AI-ACCELERATED DRUG DISCOVERY
Available from Reaxense
This protein is integrated into the Receptor.AI ecosystem as a prospective target with high therapeutic potential. We performed a comprehensive characterization of Proton-coupled folate transporter including:
1. LLM-powered literature research
Our custom-tailored LLM extracted and formalized all relevant information about the protein from a large set of structured and unstructured data sources and stored it in the form of a Knowledge Graph. This comprehensive analysis allowed us to gain insight into Proton-coupled folate transporter therapeutic significance, existing small molecule ligands, relevant off-targets, and protein-protein interactions.
Fig. 1. Preliminary target research workflow
2. AI-Driven Conformational Ensemble Generation
Starting from the initial protein structure, we employed advanced AI algorithms to predict alternative functional states of Proton-coupled folate transporter, including large-scale conformational changes along "soft" collective coordinates. Through molecular simulations with AI-enhanced sampling and trajectory clustering, we explored the broad conformational space of the protein and identified its representative structures. Utilizing diffusion-based AI models and active learning AutoML, we generated a statistically robust ensemble of equilibrium protein conformations that capture the receptor's full dynamic behavior, providing a robust foundation for accurate structure-based drug design.
Fig. 2. AI-powered molecular dynamics simulations workflow
3. Binding pockets identification and characterization
We employed the AI-based pocket prediction module to discover orthosteric, allosteric, hidden, and cryptic binding pockets on the protein’s surface. Our technique integrates the LLM-driven literature search and structure-aware ensemble-based pocket detection algorithm that utilizes previously established protein dynamics. Tentative pockets are then subject to AI scoring and ranking with simultaneous detection of false positives. In the final step, the AI model assesses the druggability of each pocket enabling a comprehensive selection of the most promising pockets for further targeting.
Fig. 3. AI-based binding pocket detection workflow
4. AI-Powered Virtual Screening
Our ecosystem is equipped to perform AI-driven virtual screening on Proton-coupled folate transporter. With access to a vast chemical space and cutting-edge AI docking algorithms, we can rapidly and reliably predict the most promising, novel, diverse, potent, and safe small molecule ligands of Proton-coupled folate transporter. This approach allows us to achieve an excellent hit rate and to identify compounds ready for advanced lead discovery and optimization.
Fig. 4. The screening workflow of Receptor.AI
Receptor.AI, in partnership with Reaxense, developed a next-generation technology for on-demand focused library design to enable extensive target exploration.

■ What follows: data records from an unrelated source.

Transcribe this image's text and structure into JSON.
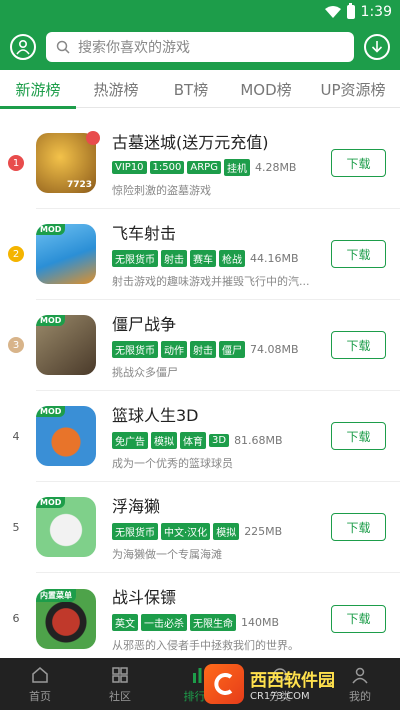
{
  "status": {
    "time": "1:39"
  },
  "search": {
    "placeholder": "搜索你喜欢的游戏"
  },
  "tabs": [
    {
      "label": "新游榜"
    },
    {
      "label": "热游榜"
    },
    {
      "label": "BT榜"
    },
    {
      "label": "MOD榜"
    },
    {
      "label": "UP资源榜"
    }
  ],
  "games": [
    {
      "rank": "1",
      "title": "古墓迷城(送万元充值)",
      "tags": [
        "VIP10",
        "1:500",
        "ARPG",
        "挂机"
      ],
      "size": "4.28MB",
      "desc": "惊险刺激的盗墓游戏",
      "button": "下载",
      "mod": "",
      "icon_text": "7723",
      "icon_color": "#8b5a1a"
    },
    {
      "rank": "2",
      "title": "飞车射击",
      "tags": [
        "无限货币",
        "射击",
        "赛车",
        "枪战"
      ],
      "size": "44.16MB",
      "desc": "射击游戏的趣味游戏并摧毁飞行中的汽...",
      "button": "下载",
      "mod": "MOD",
      "icon_text": "",
      "icon_color": "#2b8fd6"
    },
    {
      "rank": "3",
      "title": "僵尸战争",
      "tags": [
        "无限货币",
        "动作",
        "射击",
        "僵尸"
      ],
      "size": "74.08MB",
      "desc": "挑战众多僵尸",
      "button": "下载",
      "mod": "MOD",
      "icon_text": "",
      "icon_color": "#5a4a3a"
    },
    {
      "rank": "4",
      "title": "篮球人生3D",
      "tags": [
        "免广告",
        "模拟",
        "体育",
        "3D"
      ],
      "size": "81.68MB",
      "desc": "成为一个优秀的篮球球员",
      "button": "下载",
      "mod": "MOD",
      "icon_text": "",
      "icon_color": "#3a8fd6"
    },
    {
      "rank": "5",
      "title": "浮海獭",
      "tags": [
        "无限货币",
        "中文·汉化",
        "模拟"
      ],
      "size": "225MB",
      "desc": "为海獭做一个专属海滩",
      "button": "下载",
      "mod": "MOD",
      "icon_text": "",
      "icon_color": "#7fd08a"
    },
    {
      "rank": "6",
      "title": "战斗保镖",
      "tags": [
        "英文",
        "一击必杀",
        "无限生命"
      ],
      "size": "140MB",
      "desc": "从邪恶的入侵者手中拯救我们的世界。",
      "button": "下载",
      "mod": "内置菜单",
      "icon_text": "",
      "icon_color": "#4ea34a"
    }
  ],
  "bottom_nav": [
    {
      "label": "首页"
    },
    {
      "label": "社区"
    },
    {
      "label": "排行榜"
    },
    {
      "label": "分类"
    },
    {
      "label": "我的"
    }
  ],
  "watermark": {
    "brand": "西西软件园",
    "url": "CR173.COM"
  },
  "colors": {
    "primary": "#1d9d4a",
    "rank1": "#e84c4c",
    "rank2": "#f4b400",
    "rank3": "#d8b48a"
  }
}
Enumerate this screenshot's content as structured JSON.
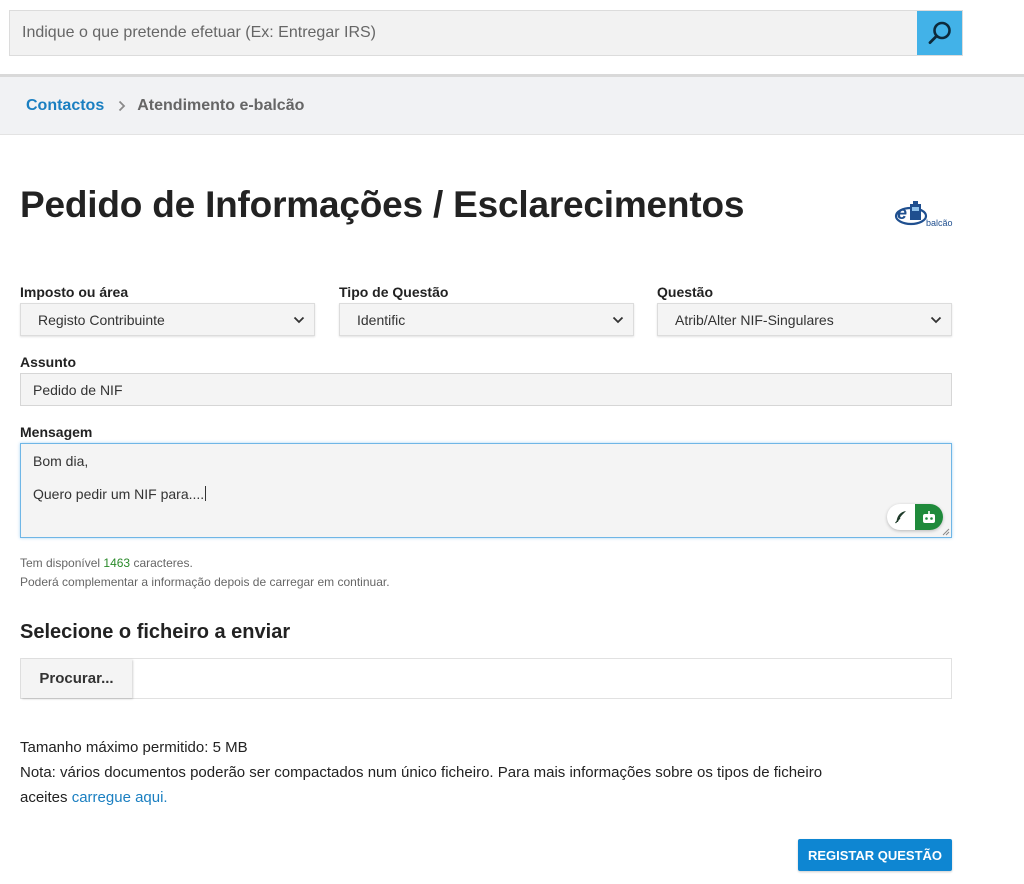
{
  "search": {
    "placeholder": "Indique o que pretende efetuar (Ex: Entregar IRS)"
  },
  "breadcrumb": {
    "home": "Contactos",
    "current": "Atendimento e-balcão"
  },
  "page": {
    "title": "Pedido de Informações / Esclarecimentos"
  },
  "form": {
    "imposto": {
      "label": "Imposto ou área",
      "value": "Registo Contribuinte"
    },
    "tipo": {
      "label": "Tipo de Questão",
      "value": "Identific"
    },
    "questao": {
      "label": "Questão",
      "value": "Atrib/Alter NIF-Singulares"
    },
    "assunto": {
      "label": "Assunto",
      "value": "Pedido de NIF"
    },
    "mensagem": {
      "label": "Mensagem",
      "line1": "Bom dia,",
      "line2": "Quero pedir um NIF para...."
    },
    "chars": {
      "prefix": "Tem disponível",
      "count": "1463",
      "suffix": "caracteres."
    },
    "note": "Poderá complementar a informação depois de carregar em continuar."
  },
  "upload": {
    "title": "Selecione o ficheiro a enviar",
    "browse": "Procurar...",
    "max_size": "Tamanho máximo permitido: 5 MB",
    "note_line1": "Nota: vários documentos poderão ser compactados num único ficheiro. Para mais informações sobre os tipos de ficheiro",
    "note_line2_prefix": "aceites",
    "note_link": "carregue aqui."
  },
  "submit": {
    "label": "REGISTAR QUESTÃO"
  },
  "logo": {
    "text": "balcão"
  },
  "colors": {
    "accent": "#0e86d2",
    "search_button": "#42b2e8",
    "count": "#2a8a2a",
    "ai_button": "#1f8a3b"
  }
}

The focused library for Proton-coupled folate transporter includes a list of the most effective modulators, each annotated with 38 ADME-Tox and 32 physicochemical and drug-likeness parameters. Furthermore, each compound is shown with its optimal docking poses, affinity scores, and activity scores, offering a detailed summary.

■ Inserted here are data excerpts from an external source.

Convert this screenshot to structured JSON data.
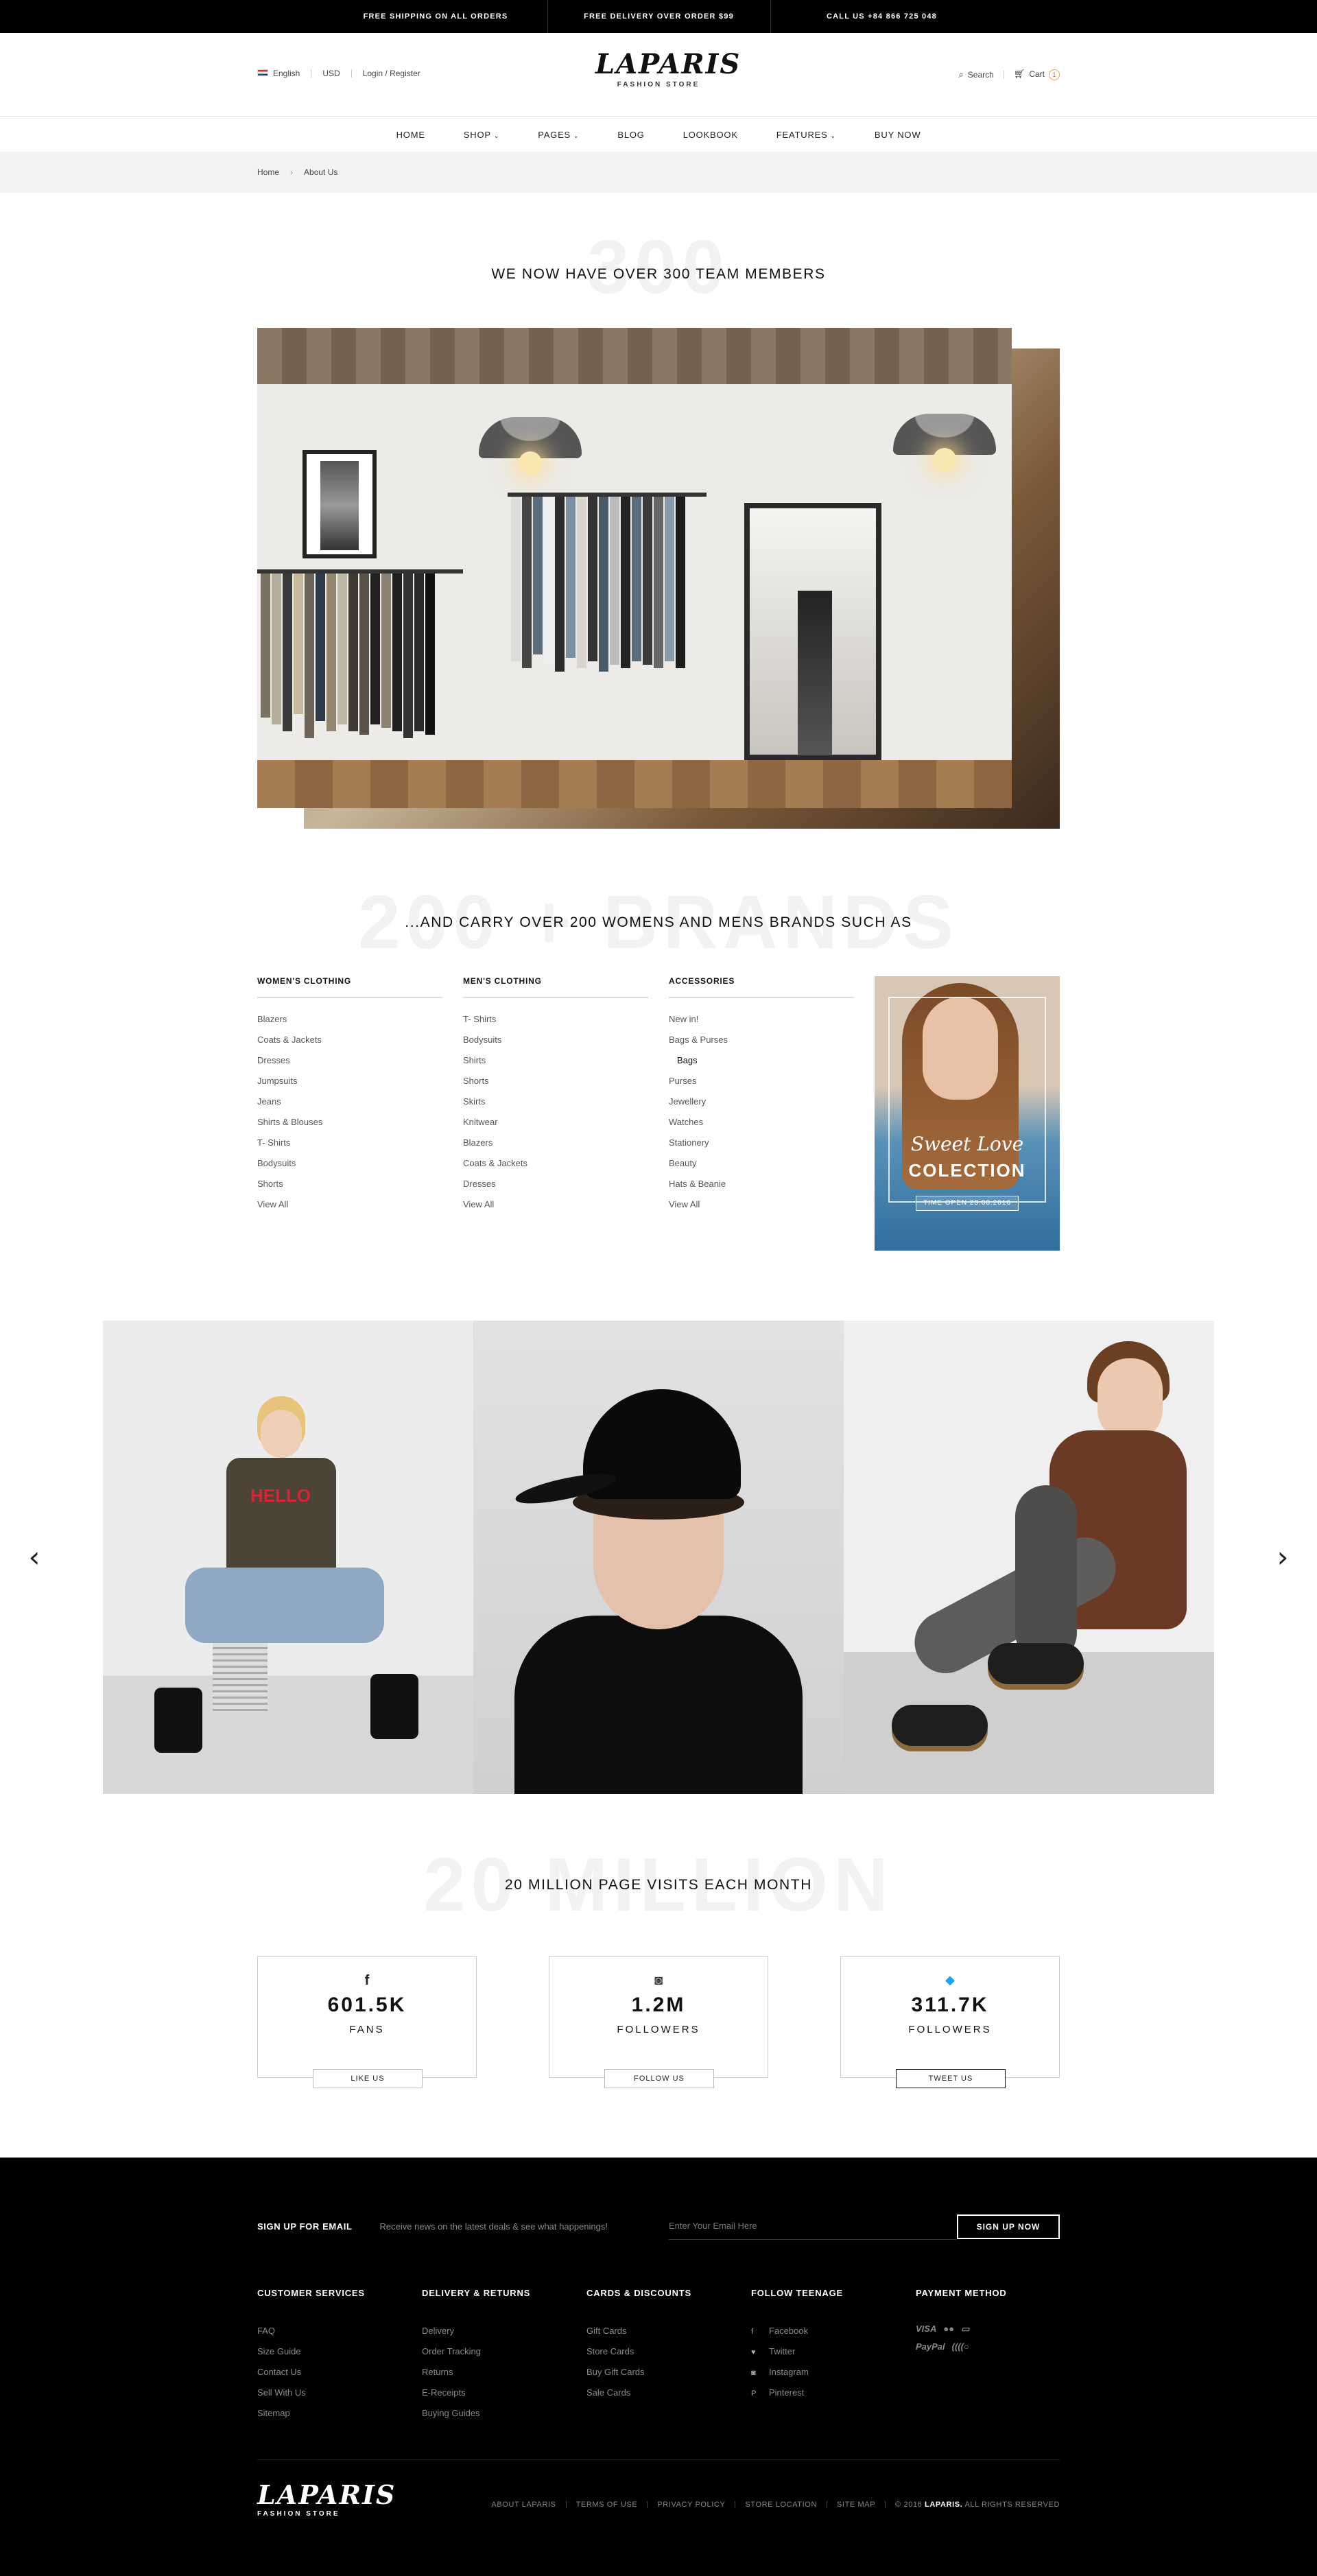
{
  "topbar": {
    "messages": [
      "FREE SHIPPING ON ALL ORDERS",
      "FREE DELIVERY OVER ORDER $99",
      "CALL US +84 866 725 048"
    ]
  },
  "header": {
    "language": "English",
    "currency": "USD",
    "login": "Login / Register",
    "logo_name": "LAPARIS",
    "logo_tagline": "FASHION STORE",
    "search": "Search",
    "cart": "Cart",
    "cart_count": "1"
  },
  "nav": {
    "items": [
      {
        "label": "HOME",
        "dropdown": false
      },
      {
        "label": "SHOP",
        "dropdown": true
      },
      {
        "label": "PAGES",
        "dropdown": true
      },
      {
        "label": "BLOG",
        "dropdown": false
      },
      {
        "label": "LOOKBOOK",
        "dropdown": false
      },
      {
        "label": "FEATURES",
        "dropdown": true
      },
      {
        "label": "BUY NOW",
        "dropdown": false
      }
    ]
  },
  "breadcrumb": {
    "home": "Home",
    "current": "About Us"
  },
  "team": {
    "ghost": "300",
    "title": "WE NOW HAVE OVER 300 TEAM MEMBERS"
  },
  "brands": {
    "ghost": "200 + BRANDS",
    "title": "...AND CARRY OVER 200 WOMENS AND MENS BRANDS SUCH AS",
    "columns": [
      {
        "head": "WOMEN'S CLOTHING",
        "items": [
          "Blazers",
          "Coats & Jackets",
          "Dresses",
          "Jumpsuits",
          "Jeans",
          "Shirts & Blouses",
          "T- Shirts",
          "Bodysuits",
          "Shorts",
          "View All"
        ]
      },
      {
        "head": "MEN'S CLOTHING",
        "items": [
          "T- Shirts",
          "Bodysuits",
          "Shirts",
          "Shorts",
          "Skirts",
          "Knitwear",
          "Blazers",
          "Coats & Jackets",
          "Dresses",
          "View All"
        ]
      },
      {
        "head": "ACCESSORIES",
        "items": [
          "New in!",
          "Bags & Purses",
          "Bags",
          "Purses",
          "Jewellery",
          "Watches",
          "Stationery",
          "Beauty",
          "Hats & Beanie",
          "View All"
        ]
      }
    ],
    "promo": {
      "line1": "Sweet Love",
      "line2": "COLECTION",
      "line3": "TIME OPEN 23.08.2016"
    }
  },
  "visits": {
    "ghost": "20 MILLION",
    "title": "20 MILLION PAGE VISITS EACH MONTH"
  },
  "social": [
    {
      "icon": "facebook-icon",
      "glyph": "f",
      "count": "601.5K",
      "label": "FANS",
      "button": "LIKE US",
      "color": "#222222"
    },
    {
      "icon": "instagram-icon",
      "glyph": "◙",
      "count": "1.2M",
      "label": "FOLLOWERS",
      "button": "FOLLOW US",
      "color": "#444444"
    },
    {
      "icon": "twitter-icon",
      "glyph": "🐦",
      "count": "311.7K",
      "label": "FOLLOWERS",
      "button": "TWEET US",
      "color": "#1da1f2"
    }
  ],
  "footer": {
    "signup_title": "SIGN UP FOR EMAIL",
    "signup_desc": "Receive news on the latest deals & see what happenings!",
    "email_placeholder": "Enter Your Email Here",
    "signup_button": "SIGN UP NOW",
    "columns": [
      {
        "head": "CUSTOMER SERVICES",
        "items": [
          "FAQ",
          "Size Guide",
          "Contact Us",
          "Sell With Us",
          "Sitemap"
        ]
      },
      {
        "head": "DELIVERY & RETURNS",
        "items": [
          "Delivery",
          "Order Tracking",
          "Returns",
          "E-Receipts",
          "Buying Guides"
        ]
      },
      {
        "head": "CARDS & DISCOUNTS",
        "items": [
          "Gift Cards",
          "Store Cards",
          "Buy Gift Cards",
          "Sale Cards"
        ]
      },
      {
        "head": "FOLLOW TEENAGE",
        "items": [
          "Facebook",
          "Twitter",
          "Instagram",
          "Pinterest"
        ]
      }
    ],
    "follow_icons": [
      "f",
      "♥",
      "◙",
      "P"
    ],
    "payment_head": "PAYMENT METHOD",
    "payment": [
      "VISA",
      "●●",
      "▭",
      "PayPal",
      "((((○"
    ],
    "logo_name": "LAPARIS",
    "logo_tagline": "FASHION STORE",
    "links": [
      "ABOUT LAPARIS",
      "TERMS OF USE",
      "PRIVACY POLICY",
      "STORE LOCATION",
      "SITE MAP"
    ],
    "copyright_prefix": "© 2016",
    "copyright_brand": "LAPARIS.",
    "copyright_suffix": "ALL RIGHTS RESERVED"
  }
}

Proton-coupled folate transporter
partner:
Reaxense
upacc:
Q96NT5
UPID:
PCFT_HUMAN
Alternative names:
Heme carrier protein 1; PCFT/HCP1; Solute carrier family 46 member 1
Alternative UPACC:
Q96NT5; Q1HE20; Q86T92; Q8TEG3; Q96FL0
Background:
The Proton-coupled Folate Transporter (PCFT/HCP1), encoded by the gene with accession number Q96NT5, is pivotal in mediating folate absorption in the intestine and its transport across the blood-brain barrier. This protein operates using a proton gradient, facilitating the intake of folates at acidic pH levels. It also transports antifolate drugs like methotrexate, crucial for treating cancer and autoimmune diseases, and serves as a heme carrier in various tissues.
Therapeutic significance:
Hereditary folate malabsorption, a rare autosomal recessive disorder, is directly linked to mutations affecting PCFT/HCP1. This condition leads to severe folate deficiency, resulting in anemia, immune deficiencies, and neurological issues. Early diagnosis and folate administration can mitigate, if not prevent, fatal outcomes and irreversible neurological damage, highlighting the critical therapeutic importance of understanding and targeting PCFT/HCP1.